3/27/2007

Outubro de 2006

Dia dois. Recebo diversos telefonemas comovidos que me contam, de todas as partes do nosso grande ABC, a comoção provocada pelo resultado das urnas no primeiro turno. Telefonemas petistas.
Não havia mais júbilo pelos candidatos que ganharam. As comemorações legítimas, porém efêmeras, foram todas nubladas pelos números da campanha presidencial.
Alguns choravam, outros traziam nas vozes o tom preocupado de quem vê estremecer suas convicções e certezas. O segundo turno trouxe uma enxurrada de desabafos e culpas (sempre dos outros...) que me fizeram questionar posicionamentos, angústias e estratégias, inclusive as minhas.
Votei no Lula. Mesmo levando em conta que o PT que vemos, desenhado nos noticiários, passa longe do partido que encantou minha adolescência.

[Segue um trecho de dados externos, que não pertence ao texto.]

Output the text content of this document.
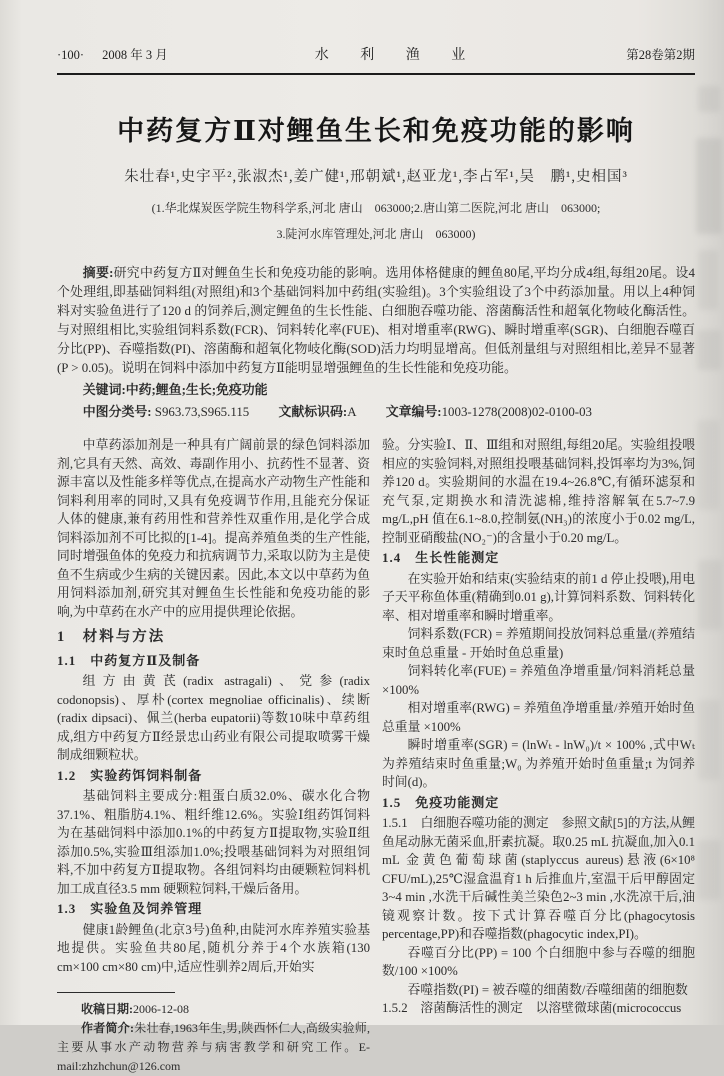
·100· 2008 年 3 月	水 利 渔 业	第28卷第2期
中药复方Ⅱ对鲤鱼生长和免疫功能的影响
朱壮春¹,史宇平²,张淑杰¹,姜广健¹,邢朝斌¹,赵亚龙¹,李占军¹,吴　鹏¹,史相国³
(1.华北煤炭医学院生物科学系,河北 唐山　063000;2.唐山第二医院,河北 唐山　063000;
3.陡河水库管理处,河北 唐山　063000)
摘要:研究中药复方Ⅱ对鲤鱼生长和免疫功能的影响。选用体格健康的鲤鱼80尾,平均分成4组,每组20尾。设4个处理组,即基础饲料组(对照组)和3个基础饲料加中药组(实验组)。3个实验组设了3个中药添加量。用以上4种饲料对实验鱼进行了120 d 的饲养后,测定鲤鱼的生长性能、白细胞吞噬功能、溶菌酶活性和超氧化物岐化酶活性。与对照组相比,实验组饲料系数(FCR)、饲料转化率(FUE)、相对增重率(RWG)、瞬时增重率(SGR)、白细胞吞噬百分比(PP)、吞噬指数(PI)、溶菌酶和超氧化物岐化酶(SOD)活力均明显增高。但低剂量组与对照组相比,差异不显著(P > 0.05)。说明在饲料中添加中药复方Ⅱ能明显增强鲤鱼的生长性能和免疫功能。
关键词:中药;鲤鱼;生长;免疫功能
中图分类号: S963.73,S965.115 文献标识码:A 文章编号:1003-1278(2008)02-0100-03

中草药添加剂是一种具有广阔前景的绿色饲料添加剂,它具有天然、高效、毒副作用小、抗药性不显著、资源丰富以及性能多样等优点,在提高水产动物生产性能和饲料利用率的同时,又具有免疫调节作用,且能充分保证人体的健康,兼有药用性和营养性双重作用,是化学合成饲料添加剂不可比拟的[1-4]。提高养殖鱼类的生产性能,同时增强鱼体的免疫力和抗病调节力,采取以防为主是使鱼不生病或少生病的关键因素。因此,本文以中草药为鱼用饲料添加剂,研究其对鲤鱼生长性能和免疫功能的影响,为中草药在水产中的应用提供理论依据。

1　材料与方法

1.1　中药复方Ⅱ及制备

组方由黄芪(radix astragali)、党参(radix codonopsis)、厚朴(cortex megnoliae officinalis)、续断(radix dipsaci)、佩兰(herba eupatorii)等数10味中草药组成,组方中药复方Ⅱ经景忠山药业有限公司提取喷雾干燥制成细颗粒状。

1.2　实验药饵饲料制备

基础饲料主要成分:粗蛋白质32.0%、碳水化合物37.1%、粗脂肪4.1%、粗纤维12.6%。实验Ⅰ组药饵饲料为在基础饲料中添加0.1%的中药复方Ⅱ提取物,实验Ⅱ组添加0.5%,实验Ⅲ组添加1.0%;投喂基础饲料为对照组饲料,不加中药复方Ⅱ提取物。各组饲料均由硬颗粒饲料机加工成直径3.5 mm 硬颗粒饲料,干燥后备用。

1.3　实验鱼及饲养管理

健康1龄鲤鱼(北京3号)鱼种,由陡河水库养殖实验基地提供。实验鱼共80尾,随机分养于4个水族箱(130 cm×100 cm×80 cm)中,适应性驯养2周后,开始实

收稿日期:2006-12-08

作者简介:朱壮春,1963年生,男,陕西怀仁人,高级实验师,主要从事水产动物营养与病害教学和研究工作。E-mail:zhzhchun@126.com

验。分实验Ⅰ、Ⅱ、Ⅲ组和对照组,每组20尾。实验组投喂相应的实验饲料,对照组投喂基础饲料,投饵率均为3%,饲养120 d。实验期间的水温在19.4~26.8℃,有循环滤泵和充气泵,定期换水和清洗滤棉,维持溶解氧在5.7~7.9 mg/L,pH 值在6.1~8.0,控制氨(NH₃)的浓度小于0.02 mg/L,控制亚硝酸盐(NO₂⁻)的含量小于0.20 mg/L。

1.4　生长性能测定

在实验开始和结束(实验结束的前1 d 停止投喂),用电子天平称鱼体重(精确到0.01 g),计算饲料系数、饲料转化率、相对增重率和瞬时增重率。

饲料系数(FCR) = 养殖期间投放饲料总重量/(养殖结束时鱼总重量 - 开始时鱼总重量)

饲料转化率(FUE) = 养殖鱼净增重量/饲料消耗总量 ×100%

相对增重率(RWG) = 养殖鱼净增重量/养殖开始时鱼总重量 ×100%

瞬时增重率(SGR) = (lnWₜ - lnW₀)/t × 100% ,式中Wₜ为养殖结束时鱼重量;W₀ 为养殖开始时鱼重量;t 为饲养时间(d)。

1.5　免疫功能测定

1.5.1　白细胞吞噬功能的测定　参照文献[5]的方法,从鲤鱼尾动脉无菌采血,肝素抗凝。取0.25 mL 抗凝血,加入0.1 mL 金黄色葡萄球菌(staplyccus aureus)悬液(6×10⁸ CFU/mL),25℃湿盒温育1 h 后推血片,室温干后甲醇固定3~4 min ,水洗干后碱性美兰染色2~3 min ,水洗凉干后,油镜观察计数。按下式计算吞噬百分比(phagocytosis percentage,PP)和吞噬指数(phagocytic index,PI)。

吞噬百分比(PP) = 100 个白细胞中参与吞噬的细胞数/100 ×100%

吞噬指数(PI) = 被吞噬的细菌数/吞噬细菌的细胞数

1.5.2　溶菌酶活性的测定　以溶壁微球菌(micrococcus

Mesmo considerando que alguns dos nossos ilustres nomes deveriam ser duramente sabatinados, para descobrir se estudaram na mesma cartilha ideológica que nos fez acreditar que os únicos caminhos possíveis eram o da ética e da transparência.
Ah! Como eu gostaria de saber, para além de partidos, siglas, legendas, o que leva as pessoas a arriscarem suas reputações, seus nomes, nossa confiança e até a imagem que seus filhos e suas famílias têm delas, exclusivamente porque resolveram tomar caminhos mais curtos, para fins “quase” e/ou “nem sempre” justificáveis.
Ainda assim, votei no Lula. E não porque ele independe do partido, enquanto ícone, como sugeriram uns e outros. Puro engano.
Votei no Lula porque sua história e a do PT são inseparáveis, porque ainda trazem o referencial da garra e da persistência contidas nos rostos simples que observo nas plenárias e que não perderam as marcas das batalhas diárias, das conquistas honrosas.
Votei no Lula porque acredito que, cheios de coragem, vamos resgatar nossa fé, juntar os cacos que lideranças equivocadas espalharam nesse país e assumir que erramos sim, mas estamos mais do que dispostos a reparar profundamente nossos erros.Votei no Lula porque, nesse movimento, também voto no que há de melhor em cada pessoa que, assim como eu, acredita que a aposta feita está além de pessoas. Porque essas transgridem, transmutam suas razões e transferem as suas culpas, mas passam. E há de chegar o dia em que assistiremos um país feito não apenas dos nossos mais belos sonhos, mas da força que nada compra: a de sobreviver, construir e criar, mesmo contra todas as expectativas.

Um comentário:

Anônimo disse...

O votar já requer acreditar, que é independe da coragem. Quando votamos não arriscamos nossas reputações, nossos nomes,nem mesmo a imagem que nossos filhos e suas famílias têm delas (pessoas), quando muito nossas confianças, votamos por acreditar que nossas idéias são próximas das de quem elegemos para nos representar e ponto. Acredito que os ideais do PT que consta no estatuto e regimento continuam os mesmos,e ainda nos encantam. Sinto aque algumas personalidades realmente mudaram e ou se desencantaram.